Many modern books include plenty of white space — white is the neutral choice. But where black is chosen as a fill, the effect is dramatic. Here, of course, the black simply equals darkness. These areas of flat blackness emphasise the geometry of the pages. Here we have a rectangle and a couple of triangles, formed by the light from the torch. The triangles themselves almost form a monster’s mouth, with the bed-end resembling a grille of teeth. The effect of these strong, geometrical shapes is to complement the ‘cold windows’ and hard surfaces of this huge, unwelcoming house, which in real life might be nothing of the sort; this is the dream house of a little boy, and when you’re little, your house always seems much bigger in your mind.
This kind of geometry really is well-suited to the horror genre in general.
The verso image below includes a couple of interesting shadow. We can’t see what is casting the shadow in the foreground. Likewise, we don’t know exactly where that rectangle of light is coming from down the hallway. (We do know it’s from Lazlo’s bedroom, but we can’t see the bedroom.) All of this ‘off-the-page’ lighting lets us into Lazlo’s fear.
COMPARE AND CONTRAST
It creeps all over the house.
I find it hovering in the dining-room, skulking in the parlor, hiding in the hall, lying in wait for me on the stairs.
The above is an excerpt from the feminist short story from 1892, The Yellow Wallpaper. Charlotte Perkins Gillman inverted the usual trope of the dark, gothic house and applied horror symbolism to yellow, a colour most often associated with sunshine and happiness. The attic at the top of this particular haunted house is an example of a well-lit room, which is quite unusual in horror. Then again, the author isn’t writing a straight horror story; she is writing an allegory for postpartum depression, pointing out how horrifying the condition can feel when you’re in it. She’s inverting the very hauntedness of the house, saying it’s not the house that’s haunted at all; it’s the people inside the house.
The central problem, says C.S. Lewis, is that for stories to be stories, they must be a series of events; yet at the same time it must be understood that this series is only a net to catch something else. And this “something else” has no sequence in it; it is “something other than a process and much more like a state or quality.” The result is that the means of fiction are always at war with its end. Lewis says, “In real life, as in a story, something must happen. That is just the trouble. We grasp at a state and find only a succession of events in which the state is never quite embodied.”

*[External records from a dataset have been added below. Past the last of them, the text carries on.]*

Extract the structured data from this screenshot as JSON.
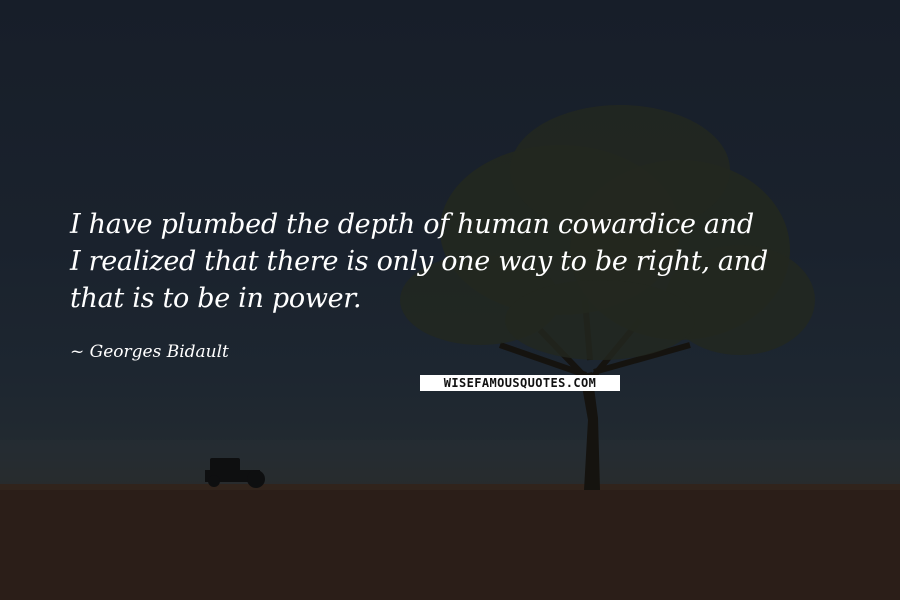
{
  "quote": {
    "lines": [
      "I have plumbed the depth of human cowardice and",
      "I realized that there is only one way to be right, and",
      "that is to be in power."
    ]
  },
  "author": {
    "text": "~ Georges Bidault"
  },
  "brand": {
    "text": "WISEFAMOUSQUOTES.COM"
  },
  "colors": {
    "sky": "#1a222d",
    "ground": "#2a1d17",
    "text": "#ffffff"
  }
}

How does a writer convert mere events — one thing after another — into significance? This raises the additional problem that even as writers encourage the reader to keep turning pages to find out what happens next, they must make the poor reader understand that ultimately what happens next is not what is important. This basic incompatibility, which has been noted by many critics, is much more obvious in the short narrative (which, in its frequent focus on a frozen moment in time, seems atemporal) than the long narrative (which seems primarily just a matter of one thing after another).
Although authors want to communicate that which is instantaneous or timeless, they are always trapped by the timebound nature of words.